Selon des observateurs, cet enchaînement est moins futile qu’il ne paraît. Il balise la manière dont les femmes rurales devraient s’approprier certaines opportunités. «Les femmes sont dans tous les combats pour l’accès aux besoins essentiels des populations. Même si au prix de multiples efforts, certaines sont parvenues à acquérir leur «autonomie», la grande majorité végète dans une précarité socio-économique qui constitue une barrière. Leurs aspirations ne sont pas toujours suivies d’effets malgré les nombreuses politiques de développement mises en place en leur faveur. Rien qu’entre les femmes paysannes, moins formées, et les citadines bien formées, il existe des spécificités dans les revendications. Les politiques mises en œuvre n’ont pas suffisamment pris en compte la variable différentielle entre les femmes vivant dans le milieu rural et celles des milieux urbains. Même la journée du 15 octobre qui leur est dédiée passe généralement inaperçue. La célébration d’une telle journée a toujours manqué d’impact contrairement à la Journée Internationale de la Femme célébrée de manière plus éclatante. Il est temps que la femme rurale africaine sorte de ce carcan aliénant», suggère Esther Nkolo Abomo, autre économiste camerounaise. Et parmi les arguments qui font scintiller un autre monde possible, la socio-économiste tchadienne Édith Sajebadoewa parle de «prise de conscience».
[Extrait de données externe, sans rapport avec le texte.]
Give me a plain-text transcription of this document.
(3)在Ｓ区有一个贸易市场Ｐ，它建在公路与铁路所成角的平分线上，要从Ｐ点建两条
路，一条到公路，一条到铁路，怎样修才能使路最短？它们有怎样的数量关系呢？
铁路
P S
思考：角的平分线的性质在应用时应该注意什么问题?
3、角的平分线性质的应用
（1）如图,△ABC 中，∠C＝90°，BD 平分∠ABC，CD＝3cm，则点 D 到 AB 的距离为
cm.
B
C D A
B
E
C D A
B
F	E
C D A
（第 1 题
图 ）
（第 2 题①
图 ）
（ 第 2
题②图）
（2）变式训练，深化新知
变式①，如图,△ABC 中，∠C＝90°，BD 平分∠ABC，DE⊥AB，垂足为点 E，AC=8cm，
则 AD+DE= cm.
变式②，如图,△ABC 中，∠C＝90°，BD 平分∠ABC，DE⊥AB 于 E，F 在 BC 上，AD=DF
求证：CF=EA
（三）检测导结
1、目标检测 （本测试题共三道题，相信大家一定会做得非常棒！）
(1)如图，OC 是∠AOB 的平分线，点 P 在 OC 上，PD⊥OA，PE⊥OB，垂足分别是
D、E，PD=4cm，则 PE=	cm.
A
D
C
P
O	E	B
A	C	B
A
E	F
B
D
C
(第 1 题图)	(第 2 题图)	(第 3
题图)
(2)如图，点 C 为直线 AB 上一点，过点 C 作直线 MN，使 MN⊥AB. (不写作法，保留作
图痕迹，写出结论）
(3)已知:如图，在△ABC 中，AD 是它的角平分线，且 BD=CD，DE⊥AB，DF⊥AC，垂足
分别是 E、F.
Jean-René Meva’a Amougou et Olivier Mbessité
Ils ont dit
Elisabeth Makota, directrice de la Promotion de la Femme au Minproff
«Au cœur de l’économie domestique»
«Il faut relever que les femmes occupent sur le continent africain une place centrale dans l’agriculture vivrière. Elles sont présentes sur tous les maillons de la chaine de valeur, allant de la production à la commercialisation, en passant par la transformation des produits vivriers. Au cœur de l’économie domestique, elles jouent un rôle social essentiel au bien-être des communautés rurales et urbaines. Cependant, cette couche de la population est celle qui a le moins accès aux actifs (terres, équipements, formations, services ruraux, etc.) à côté des charges familiales qu’elles portent. Pourtant, les observations ont montré la résilience dont elles ont témoigné lors des périodes critiques (covid-19, bouleversement des marchés internationaux, etc.), prouvant ainsi la capacité́ des femmes à réagir pour lutter contre l’insécurité́ alimentaire avec une forte dose d’inventivité́».
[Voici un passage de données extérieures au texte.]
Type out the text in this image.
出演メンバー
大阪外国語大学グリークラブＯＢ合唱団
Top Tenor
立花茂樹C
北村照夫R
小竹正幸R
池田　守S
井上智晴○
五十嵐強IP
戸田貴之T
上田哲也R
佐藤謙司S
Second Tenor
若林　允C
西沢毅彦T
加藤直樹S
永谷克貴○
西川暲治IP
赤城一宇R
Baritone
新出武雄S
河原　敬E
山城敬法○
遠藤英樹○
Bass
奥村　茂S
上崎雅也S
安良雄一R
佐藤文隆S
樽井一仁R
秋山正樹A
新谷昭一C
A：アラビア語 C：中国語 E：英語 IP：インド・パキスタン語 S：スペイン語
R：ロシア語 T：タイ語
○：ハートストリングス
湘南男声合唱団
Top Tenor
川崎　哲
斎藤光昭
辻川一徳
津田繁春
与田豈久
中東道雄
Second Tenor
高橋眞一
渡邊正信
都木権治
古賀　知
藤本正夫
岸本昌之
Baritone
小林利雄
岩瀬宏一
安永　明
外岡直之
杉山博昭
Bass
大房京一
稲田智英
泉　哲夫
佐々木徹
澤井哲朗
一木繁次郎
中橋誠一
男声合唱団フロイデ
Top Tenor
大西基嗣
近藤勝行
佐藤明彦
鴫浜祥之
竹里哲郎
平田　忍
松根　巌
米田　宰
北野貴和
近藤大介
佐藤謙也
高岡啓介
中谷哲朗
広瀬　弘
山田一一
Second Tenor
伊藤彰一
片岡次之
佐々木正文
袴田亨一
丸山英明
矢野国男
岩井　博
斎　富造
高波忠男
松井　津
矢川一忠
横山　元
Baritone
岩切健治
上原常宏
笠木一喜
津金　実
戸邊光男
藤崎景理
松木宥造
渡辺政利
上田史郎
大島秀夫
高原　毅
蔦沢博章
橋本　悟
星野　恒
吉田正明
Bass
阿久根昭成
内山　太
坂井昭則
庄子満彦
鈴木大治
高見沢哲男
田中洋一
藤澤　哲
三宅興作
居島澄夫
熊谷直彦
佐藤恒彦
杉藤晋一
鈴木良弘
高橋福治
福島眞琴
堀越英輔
Yvette Fouda, présidente du collectif de femmes rurales du Centre
«Le Safer a permis de soulever publiquement des problèmes»
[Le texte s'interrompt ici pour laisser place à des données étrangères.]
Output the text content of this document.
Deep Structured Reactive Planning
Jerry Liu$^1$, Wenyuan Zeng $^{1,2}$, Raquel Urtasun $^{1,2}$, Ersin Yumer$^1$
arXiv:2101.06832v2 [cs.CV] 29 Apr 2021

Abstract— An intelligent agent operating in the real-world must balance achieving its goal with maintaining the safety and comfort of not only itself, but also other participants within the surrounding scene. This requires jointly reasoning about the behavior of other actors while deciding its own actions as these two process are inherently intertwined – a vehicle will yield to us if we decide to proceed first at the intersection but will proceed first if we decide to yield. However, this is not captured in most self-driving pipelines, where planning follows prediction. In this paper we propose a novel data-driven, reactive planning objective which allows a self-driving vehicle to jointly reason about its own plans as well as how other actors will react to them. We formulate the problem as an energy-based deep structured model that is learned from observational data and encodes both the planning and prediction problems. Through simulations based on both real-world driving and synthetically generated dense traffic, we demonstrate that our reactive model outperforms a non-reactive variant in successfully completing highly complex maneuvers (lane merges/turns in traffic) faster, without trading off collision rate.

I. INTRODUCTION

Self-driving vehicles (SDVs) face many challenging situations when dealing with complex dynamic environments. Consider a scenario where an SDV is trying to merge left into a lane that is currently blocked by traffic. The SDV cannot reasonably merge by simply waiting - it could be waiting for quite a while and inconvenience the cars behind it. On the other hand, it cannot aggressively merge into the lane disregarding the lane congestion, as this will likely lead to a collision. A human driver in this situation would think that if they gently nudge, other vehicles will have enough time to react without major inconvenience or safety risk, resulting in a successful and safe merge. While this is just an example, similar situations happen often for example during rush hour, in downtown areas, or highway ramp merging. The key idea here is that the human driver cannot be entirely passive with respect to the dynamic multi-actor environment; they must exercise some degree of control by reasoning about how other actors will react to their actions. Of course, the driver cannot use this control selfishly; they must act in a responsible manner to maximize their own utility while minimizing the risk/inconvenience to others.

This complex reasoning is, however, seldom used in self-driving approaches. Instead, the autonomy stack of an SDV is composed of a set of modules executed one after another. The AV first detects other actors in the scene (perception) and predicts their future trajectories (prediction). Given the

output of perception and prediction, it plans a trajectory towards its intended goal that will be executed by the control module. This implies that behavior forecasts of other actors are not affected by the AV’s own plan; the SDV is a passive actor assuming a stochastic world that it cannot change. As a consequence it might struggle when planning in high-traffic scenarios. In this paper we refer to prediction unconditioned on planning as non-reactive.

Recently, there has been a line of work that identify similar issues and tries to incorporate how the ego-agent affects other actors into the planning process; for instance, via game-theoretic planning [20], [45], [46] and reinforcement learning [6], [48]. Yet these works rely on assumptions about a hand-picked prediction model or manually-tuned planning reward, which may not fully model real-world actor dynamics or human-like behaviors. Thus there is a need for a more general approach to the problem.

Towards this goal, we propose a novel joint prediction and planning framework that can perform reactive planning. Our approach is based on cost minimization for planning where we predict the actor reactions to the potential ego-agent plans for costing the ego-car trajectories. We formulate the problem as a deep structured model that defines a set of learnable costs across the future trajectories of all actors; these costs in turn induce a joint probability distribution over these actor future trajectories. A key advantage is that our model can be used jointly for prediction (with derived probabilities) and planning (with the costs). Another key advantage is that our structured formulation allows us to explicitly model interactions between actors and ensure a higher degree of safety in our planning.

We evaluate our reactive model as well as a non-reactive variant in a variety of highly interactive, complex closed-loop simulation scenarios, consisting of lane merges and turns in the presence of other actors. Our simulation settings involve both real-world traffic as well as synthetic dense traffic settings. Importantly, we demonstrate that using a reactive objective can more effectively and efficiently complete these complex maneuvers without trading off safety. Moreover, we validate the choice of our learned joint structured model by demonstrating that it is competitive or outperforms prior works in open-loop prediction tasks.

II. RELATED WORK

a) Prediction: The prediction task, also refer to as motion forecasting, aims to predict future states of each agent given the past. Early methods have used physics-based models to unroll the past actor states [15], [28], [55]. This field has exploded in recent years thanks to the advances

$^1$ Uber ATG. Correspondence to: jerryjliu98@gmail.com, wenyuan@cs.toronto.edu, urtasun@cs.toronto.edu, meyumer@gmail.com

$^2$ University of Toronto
Il est logique de constater que les problèmes des femmes restent encore «cachés» en milieu rural. Le Safer a permis de les soulever publiquement et de dénoncer le contrôle patriarcal que nos sociétés exercent sur la conduite féminine. Les us et coutumes présents dans les espaces publics mettent clairement en évidence l’autorité masculine en zone rurale, où la pression sociale est plus forte, du point de vue des traditions culturelles présentes dans les espaces publics, des usages de la langue, des valeurs religieuses, etc. Dans certains cas, il arrive même que les femmes renoncent à leur propre réalisation personnelle. Je suis contente qu’au cours de cette première édition du Safer, l’on a abordé ces problèmes qui, chaque jour, augmentent la vulnérabilité de la femme en général et la femme rurale en particulier.